J'esquisse un pas en arrière, méfiante. Il prend un air agacé.

- Ecoutez, vous venez de perturber l'équilibre de mon établissement et de m'humilier publiquement. Maintenant vous exigez encore que je fasse quelque chose pour vous, alors par pitié réglons cette affaire au plus vite. Tout mon être refuse votre domination et pourtant j'y suis contraint, je n'ai aucun intérêt à vous duper : votre puissance me démasquerait aussitôt et je ne ferai que m'exposer à des sanctions supplémentaires. Je vais entailler votre main et faire une lecture de votre sang. C'est le seul moyen de récupérer les informations que vous voulez.

- Bien.

Encore une fois, ma méconnaissance du monde de l'Ombre est gênante.
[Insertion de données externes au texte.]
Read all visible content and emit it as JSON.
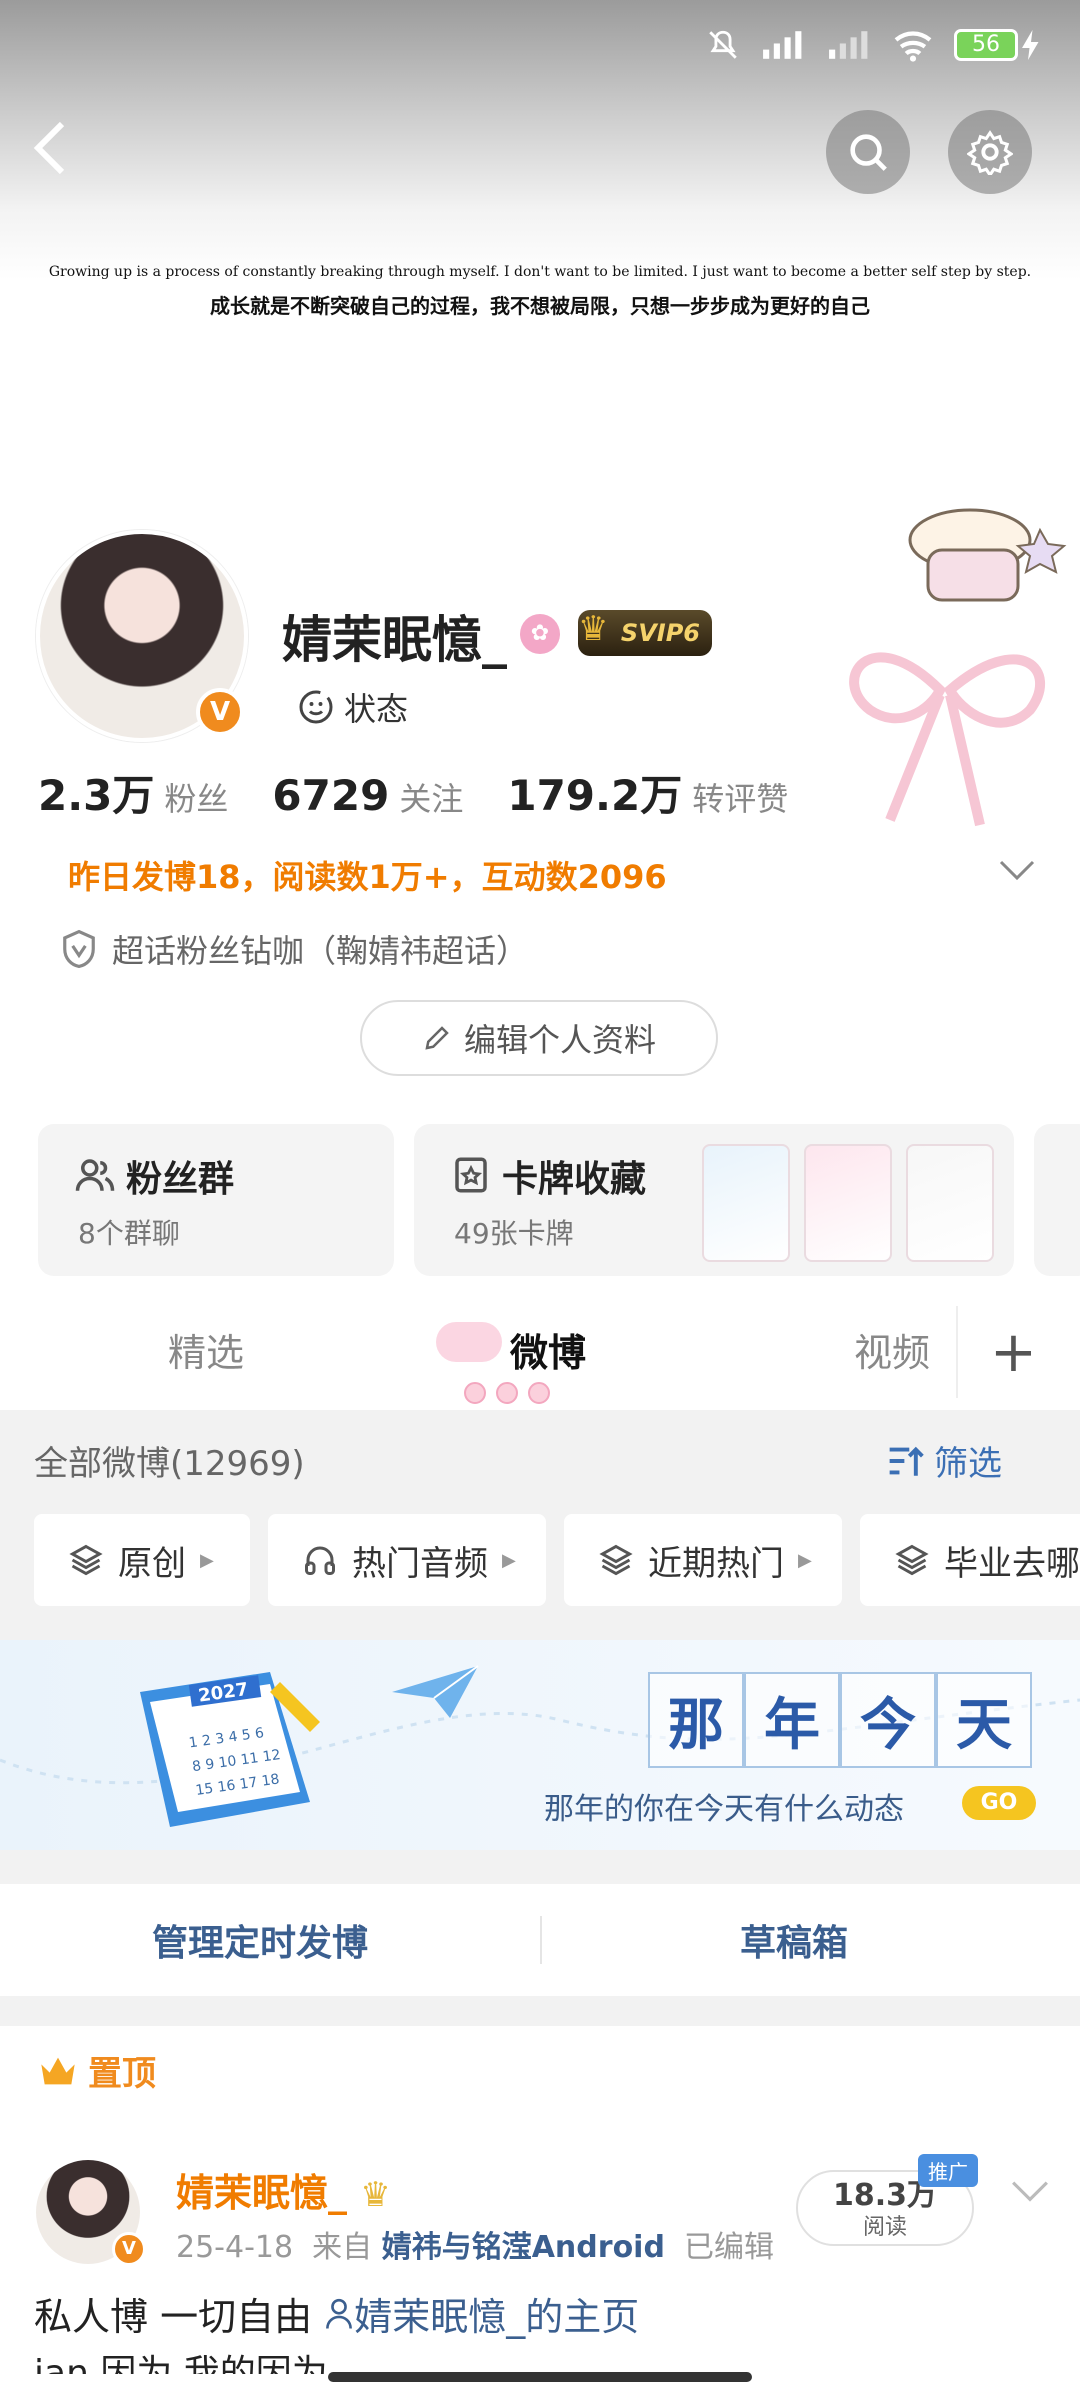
{
  "status_bar": {
    "battery": "56"
  },
  "header": {
    "motto_en": "Growing up is a process of constantly breaking through myself. I don't want to be limited. I just want to become a better self step by step.",
    "motto_zh": "成长就是不断突破自己的过程，我不想被局限，只想一步步成为更好的自己"
  },
  "profile": {
    "avatar_badge": "V",
    "username": "婧茉眠憶_",
    "svip_label": "SVIP6",
    "status_label": "状态",
    "stats": [
      {
        "value": "2.3万",
        "label": "粉丝"
      },
      {
        "value": "6729",
        "label": "关注"
      },
      {
        "value": "179.2万",
        "label": "转评赞"
      }
    ],
    "yesterday": "昨日发博18，阅读数1万+，互动数2096",
    "supertopic": "超话粉丝钻咖（鞠婧祎超话）",
    "edit_label": "编辑个人资料"
  },
  "cards": {
    "fans_group": {
      "title": "粉丝群",
      "sub": "8个群聊"
    },
    "card_collection": {
      "title": "卡牌收藏",
      "sub": "49张卡牌"
    }
  },
  "tabs": [
    "精选",
    "微博",
    "视频"
  ],
  "active_tab": "微博",
  "tab_plus": "+",
  "filter": {
    "all_label": "全部微博(12969)",
    "filter_label": "筛选",
    "chips": [
      "原创",
      "热门音频",
      "近期热门",
      "毕业去哪"
    ]
  },
  "that_year": {
    "chars": [
      "那",
      "年",
      "今",
      "天"
    ],
    "subtitle": "那年的你在今天有什么动态",
    "go": "GO",
    "calendar_year": "2027"
  },
  "manage": {
    "scheduled": "管理定时发博",
    "drafts": "草稿箱"
  },
  "pinned_label": "置顶",
  "post": {
    "author": "婧茉眠憶_",
    "avatar_badge": "V",
    "date": "25-4-18",
    "from_label": "来自",
    "source": "婧祎与铭滢Android",
    "edited": "已编辑",
    "reads_value": "18.3万",
    "reads_label": "阅读",
    "promo": "推广",
    "text_prefix": "私人博 一切自由",
    "text_link": "婧茉眠憶_的主页",
    "text_line2": "ian 因为 我的因为"
  },
  "colors": {
    "accent_orange": "#f07c00",
    "link_blue": "#3b5f8f",
    "vip_gold": "#f5d36c"
  }
}
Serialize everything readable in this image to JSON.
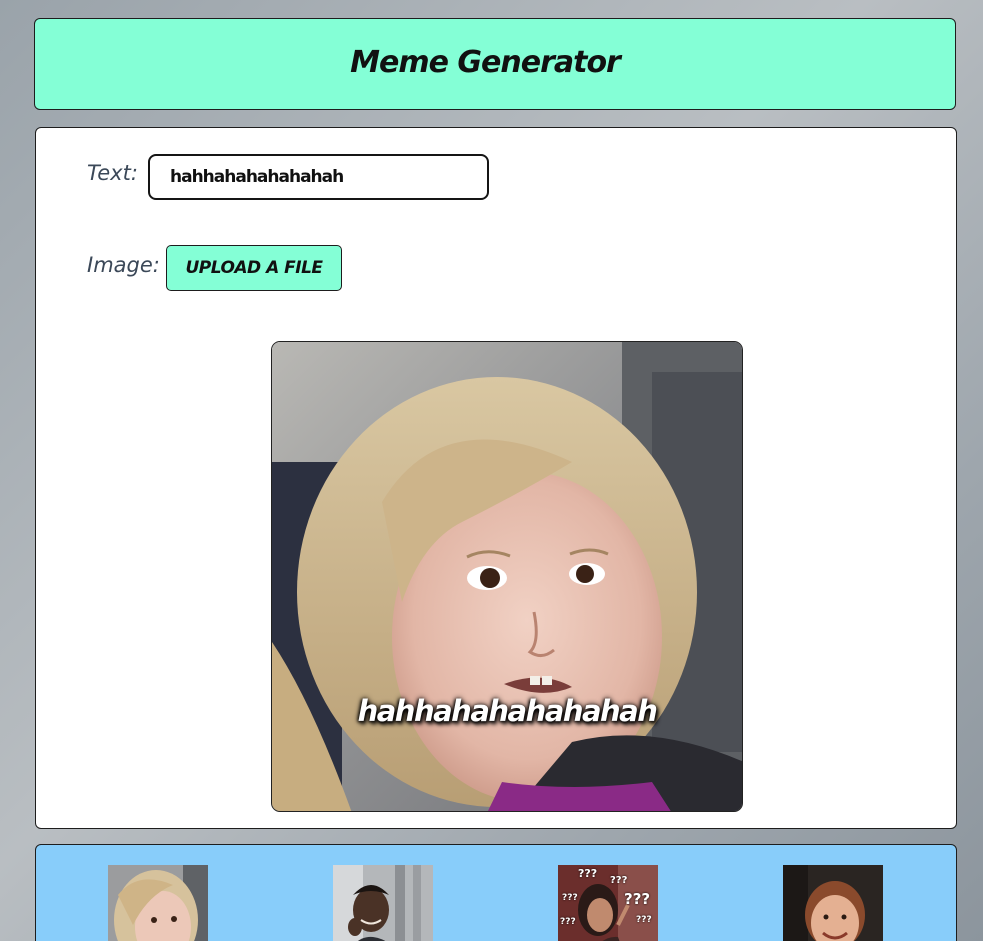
{
  "header": {
    "title": "Meme Generator"
  },
  "form": {
    "text_label": "Text:",
    "text_value": "hahhahahahahahah",
    "image_label": "Image:",
    "upload_label": "UPLOAD A FILE"
  },
  "meme": {
    "caption": "hahhahahahahahah"
  },
  "gallery": {
    "thumbnails": [
      {
        "name": "side-eye-girl"
      },
      {
        "name": "thinking-man"
      },
      {
        "name": "confused-woman",
        "overlay_text": [
          "???",
          "???",
          "???",
          "???",
          "???",
          "???"
        ]
      },
      {
        "name": "smiling-boy"
      }
    ]
  },
  "colors": {
    "accent": "#84ffd6",
    "gallery_bg": "#88cdfa",
    "label": "#3b4858"
  }
}
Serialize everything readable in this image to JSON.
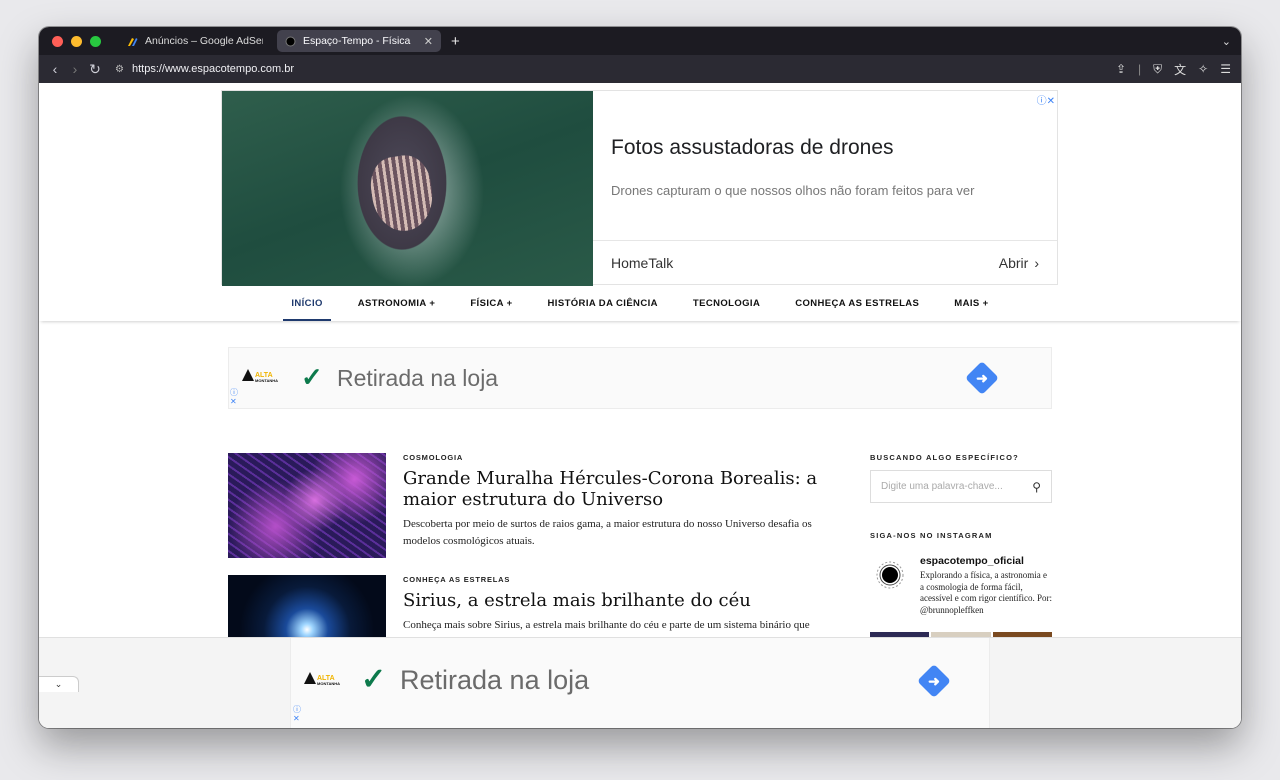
{
  "browser": {
    "tabs": [
      {
        "title": "Anúncios – Google AdSense",
        "active": false
      },
      {
        "title": "Espaço-Tempo - Física e ast",
        "active": true
      }
    ],
    "new_tab": "+",
    "url": "https://www.espacotempo.com.br"
  },
  "top_ad": {
    "title": "Fotos assustadoras de drones",
    "description": "Drones capturam o que nossos olhos não foram feitos para ver",
    "advertiser": "HomeTalk",
    "cta": "Abrir",
    "close": "ⓘ✕"
  },
  "nav": {
    "items": [
      "INÍCIO",
      "ASTRONOMIA +",
      "FÍSICA +",
      "HISTÓRIA DA CIÊNCIA",
      "TECNOLOGIA",
      "CONHEÇA AS ESTRELAS",
      "MAIS +"
    ]
  },
  "strip_ad": {
    "brand_a": "ALTA",
    "brand_b": "MONTANHA",
    "check": "✓",
    "text": "Retirada na loja"
  },
  "articles": [
    {
      "category": "COSMOLOGIA",
      "title": "Grande Muralha Hércules-Corona Borealis: a maior estrutura do Universo",
      "description": "Descoberta por meio de surtos de raios gama, a maior estrutura do nosso Universo desafia os modelos cosmológicos atuais."
    },
    {
      "category": "CONHEÇA AS ESTRELAS",
      "title": "Sirius, a estrela mais brilhante do céu",
      "description": "Conheça mais sobre Sirius, a estrela mais brilhante do céu e parte de um sistema binário que"
    }
  ],
  "sidebar": {
    "search_heading": "BUSCANDO ALGO ESPECÍFICO?",
    "search_placeholder": "Digite uma palavra-chave...",
    "instagram_heading": "SIGA-NOS NO INSTAGRAM",
    "instagram_name": "espacotempo_oficial",
    "instagram_bio": "Explorando a física, a astronomia e a cosmologia de forma fácil, acessível e com rigor científico. Por: @brunnopleffken"
  }
}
Je lui tends ma main gauche tandis que la droite est saisie par Leo. J'avoue : j'ai peur d'avoir mal.

Le mage trace un sillon profond le long de ma main, de mon poignet jusqu'au bout de mon majeur. Je serre les dents mais me laisse faire. Je ne ressens pas vraiment de douleur, c'est assez étrange. C'est plutôt un fourmillement. Il laisse couler le sang dans son récipient. Sa prise, très ferme, ne se détend que lorsque le bassin est plein.

Je ramène aussitôt ma main contre ma poitrine. Leo exige de voir la plaie. À contre coeur je la lui montre. Et nous découvrons avec surprise le processus qui se déroule dans l'entaille. Il n'y a pas la moindre goutte de sang sur mon t-shirt. Les bords de chair se rapprochent à vu d'oeil, reliés par des fils noirs. Quelques instant plus tard, il n'y a plus une trace.

Le mage ricane et nous nous retournons vers lui. Il mélange je ne sais quoi à mon sang. Puis contemple le liquide dans lequel tourbillonnent des runes que je ne peux lire.

Il jette un coup d'oeil à Ekleandre et je déteste le regard qu'ils s'échangent. Ils savent des choses qu'ils refusent de ma partager. Je boue de colère.